News: Field Service Company brings showers, clean laundry to troops in Haiti
Story by Sgt. A.M. LaVey
PORT-AU-PRINCE, Haiti — The 259th Field Service Company, part of the 189th Combat Sustainment Support Battalion, 82nd Sustainment Brigade, based out of Fort Bragg, N.C., arrived here, Feb. 10, to provide the Joint Task Force — Haiti and the 82nd Airborne Division with shower facilities and laundry services.
Two 20-person shower, laundry, and clothing repair teams, bringing with them three trailer-based Laundry Advanced Systems, have set-up shop at Logistical Support Area Sustainer and work to provide Soldiers with two very important, often overlooked services that almost seem almost luxurious in a field environment.
"Soldiers want clean clothes, they have got to get their stuff clean," said Capt. Burton Carlson, commander of the 259th. "We get it clean and return it to them in a timely manner."
The laundry systems, known as LADS, can process 400 pounds of laundry in an hour and with Carlson's two systems at full capacity, can process about 20,000 pounds of laundry per day.
Starting a LADS site in the austere environment of Haiti has been very trying for Carlson and his team.
"Here in Haiti, it has been a challenge because there were no existing facilities, but we were able to get things started and now we keep them going," said Carlson.
"Before I took command of the 259th, I did not realize the amount of resources it takes to conduct field showers and laundry," said Carlson. "If I don't have water, or fuel or some type of sump that can extract grey water, I can't do my mission.
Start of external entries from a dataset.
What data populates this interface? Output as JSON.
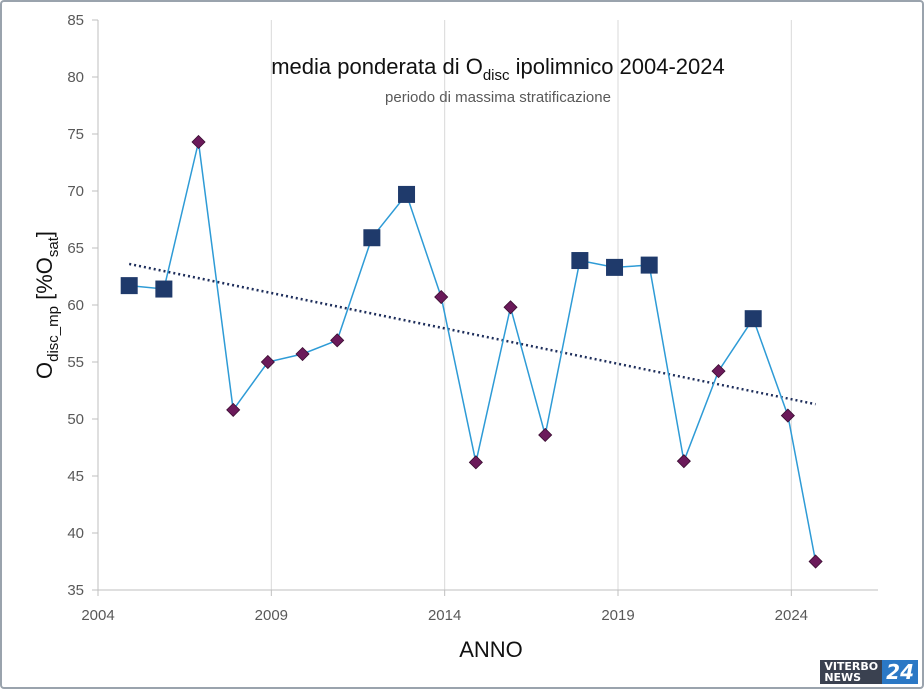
{
  "chart_data": {
    "type": "line",
    "title_main": "media ponderata di O",
    "title_sub": "disc",
    "title_end": " ipolimnico 2004-2024",
    "subtitle": "periodo di massima stratificazione",
    "xlabel": "ANNO",
    "ylabel_main": "O",
    "ylabel_sub1": "disc_mp",
    "ylabel_mid": " [%O",
    "ylabel_sub2": "sat",
    "ylabel_end": "]",
    "xlim": [
      2004,
      2026.5
    ],
    "ylim": [
      35,
      85
    ],
    "x_ticks": [
      "2004",
      "2009",
      "2014",
      "2019",
      "2024"
    ],
    "y_ticks": [
      "35",
      "40",
      "45",
      "50",
      "55",
      "60",
      "65",
      "70",
      "75",
      "80",
      "85"
    ],
    "grid": "vertical",
    "series": [
      {
        "x": [
          2004.9,
          2005.9,
          2006.9,
          2007.9,
          2008.9,
          2009.9,
          2010.9,
          2011.9,
          2012.9,
          2013.9,
          2014.9,
          2015.9,
          2016.9,
          2017.9,
          2018.9,
          2019.9,
          2020.9,
          2021.9,
          2022.9,
          2023.9,
          2024.7
        ],
        "y": [
          61.7,
          61.4,
          74.3,
          50.8,
          55.0,
          55.7,
          56.9,
          65.9,
          69.7,
          60.7,
          46.2,
          59.8,
          48.6,
          63.9,
          63.3,
          63.5,
          46.3,
          54.2,
          58.8,
          50.3,
          37.5
        ],
        "markers": [
          "square",
          "square",
          "diamond",
          "diamond",
          "diamond",
          "diamond",
          "diamond",
          "square",
          "square",
          "diamond",
          "diamond",
          "diamond",
          "diamond",
          "square",
          "square",
          "square",
          "diamond",
          "diamond",
          "square",
          "diamond",
          "diamond"
        ]
      }
    ],
    "trendline": {
      "x": [
        2004.9,
        2024.7
      ],
      "y": [
        63.6,
        51.3
      ]
    },
    "colors": {
      "line": "#2e9bd6",
      "square": "#1f3a6b",
      "diamond": "#6b1a5a",
      "trend": "#1f2f5c",
      "grid": "#d9d9d9"
    }
  },
  "watermark": {
    "line1": "VITERBO",
    "line2": "NEWS",
    "number": "24"
  }
}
You have to always be thinking: what can I do to make this mission happen?"
"There are so many different pieces in the puzzle to make a field service company work, and we are working with the locals to make this mission a success," he said.
This deployment to Haiti has been a great teaching tool, because the 259th has a lot of newer Soldiers who have yet to deploy.
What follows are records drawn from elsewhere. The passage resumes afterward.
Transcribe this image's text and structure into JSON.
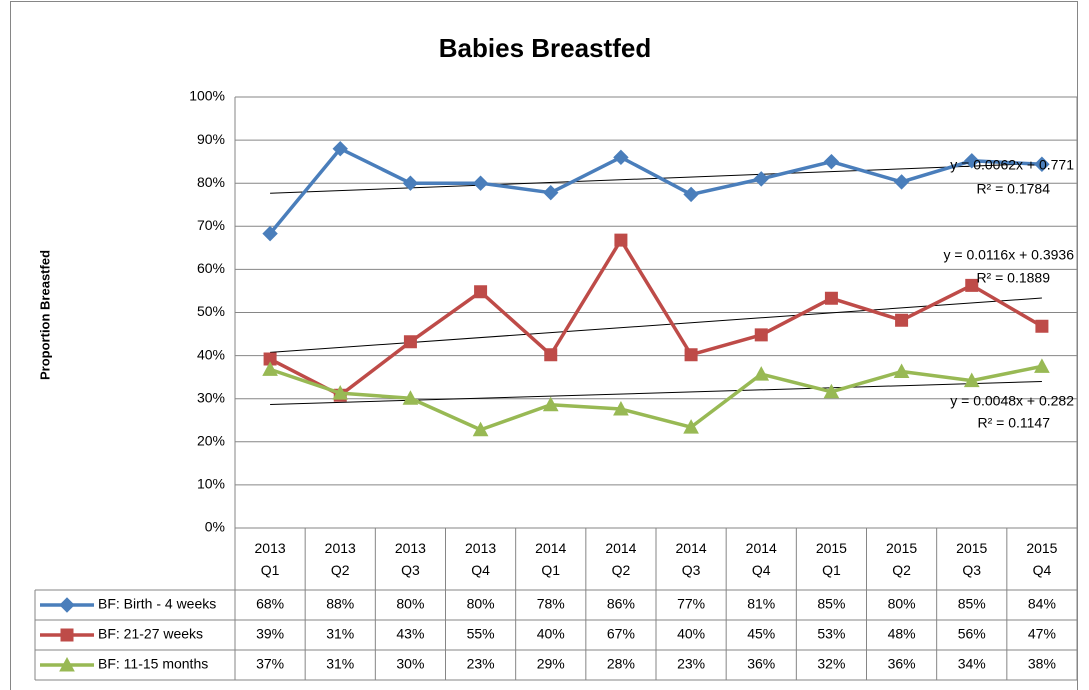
{
  "chart_data": {
    "type": "line",
    "title": "Babies Breastfed",
    "y_label": "Proportion Breastfed",
    "categories": [
      "2013 Q1",
      "2013 Q2",
      "2013 Q3",
      "2013 Q4",
      "2014 Q1",
      "2014 Q2",
      "2014 Q3",
      "2014 Q4",
      "2015 Q1",
      "2015 Q2",
      "2015 Q3",
      "2015 Q4"
    ],
    "series": [
      {
        "name": "BF: Birth - 4 weeks",
        "color": "#4a7ebb",
        "marker": "diamond",
        "values": [
          68.3,
          88,
          80,
          80,
          77.8,
          86,
          77.4,
          81,
          85,
          80.3,
          85.2,
          84.4
        ],
        "value_labels": [
          "68%",
          "88%",
          "80%",
          "80%",
          "78%",
          "86%",
          "77%",
          "81%",
          "85%",
          "80%",
          "85%",
          "84%"
        ]
      },
      {
        "name": "BF: 21-27 weeks",
        "color": "#be4b48",
        "marker": "square",
        "values": [
          39.2,
          30.8,
          43.2,
          54.8,
          40.2,
          66.8,
          40.2,
          44.8,
          53.3,
          48.2,
          56.3,
          46.8
        ],
        "value_labels": [
          "39%",
          "31%",
          "43%",
          "55%",
          "40%",
          "67%",
          "40%",
          "45%",
          "53%",
          "48%",
          "56%",
          "47%"
        ]
      },
      {
        "name": "BF: 11-15 months",
        "color": "#98b954",
        "marker": "triangle",
        "values": [
          36.8,
          31.3,
          30.1,
          22.8,
          28.6,
          27.6,
          23.4,
          35.7,
          31.6,
          36.3,
          34.2,
          37.5
        ],
        "value_labels": [
          "37%",
          "31%",
          "30%",
          "23%",
          "29%",
          "28%",
          "23%",
          "36%",
          "32%",
          "36%",
          "34%",
          "38%"
        ]
      }
    ],
    "trendlines": [
      {
        "equation": "y = 0.0062x + 0.771",
        "r_squared": "R² = 0.1784"
      },
      {
        "equation": "y = 0.0116x + 0.3936",
        "r_squared": "R² = 0.1889"
      },
      {
        "equation": "y = 0.0048x + 0.282",
        "r_squared": "R² = 0.1147"
      }
    ],
    "ylim": [
      0,
      100
    ],
    "yticks": [
      {
        "value": 0,
        "label": "0%"
      },
      {
        "value": 10,
        "label": "10%"
      },
      {
        "value": 20,
        "label": "20%"
      },
      {
        "value": 30,
        "label": "30%"
      },
      {
        "value": 40,
        "label": "40%"
      },
      {
        "value": 50,
        "label": "50%"
      },
      {
        "value": 60,
        "label": "60%"
      },
      {
        "value": 70,
        "label": "70%"
      },
      {
        "value": 80,
        "label": "80%"
      },
      {
        "value": 90,
        "label": "90%"
      },
      {
        "value": 100,
        "label": "100%"
      }
    ],
    "grid": true,
    "data_table": true
  }
}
"This is an opportunity to train my Soldiers and deploy my equipment," said Sgt. 1st Class Kumlai Manigault, a platoon sergeant with the 259th. "I get to know the capabilities and limitations of our Soldiers and equipment."
"When you have a mission, especially in an austere environment such as this, you really get to know your people, their strengths and weaknesses," said Carlson. "You don't get to see it until your unit faces adversity and challenges."
Many Soldiers may not know about field service specialists or what they do here.
Soldier's laundry is collected from around Haiti and brought to LSA Sustainment. The laundry is received, inventoried and separated into mesh bags, 20 pieces of laundry per bag. The mesh bags are then coded with the Soldier's information and then sent to be processed in the LADS. Each LADS has two drums that can fit 35 bundles per drum. It takes once hour to process a load: washing, two rinse cycles, and then it is dried — all in the same drum. From the LADS it goes to another tent, where it is re-inventoried, organized back into the Soldier's laundry bag, and then it is ready to be picked up.
"I like what I do, it's fun and different," said Pvt. Elizabeth Ramirez, a shower/laundry and clothing repair specialist with the 259th.
"We do laundry and keep people clean," she said. "When you get exhausted with this heat and humidity, a fresh shower and clean laundry always makes you feel great."
"This is a good experience and we're learning to interact with the people here outside our normal work environment," Ramirez said. "Being out in the field will help prepare us for our next mission, even though this mission may only be for a short amount of time."
"We have a really good system going on, and I know this mission will go well," said Ramirez.
Even with this type of mission and the new personnel, the 259th FSC is making it happen, helping those who are helping the people of Haiti.
"We bring patience, creativity and hard work — and that is what it takes to make this mission work," said Carlson.
"This mission is doing well only because I have some tenacious Soldiers and noncommissioned officers who are the ones making it happen," said Carlson.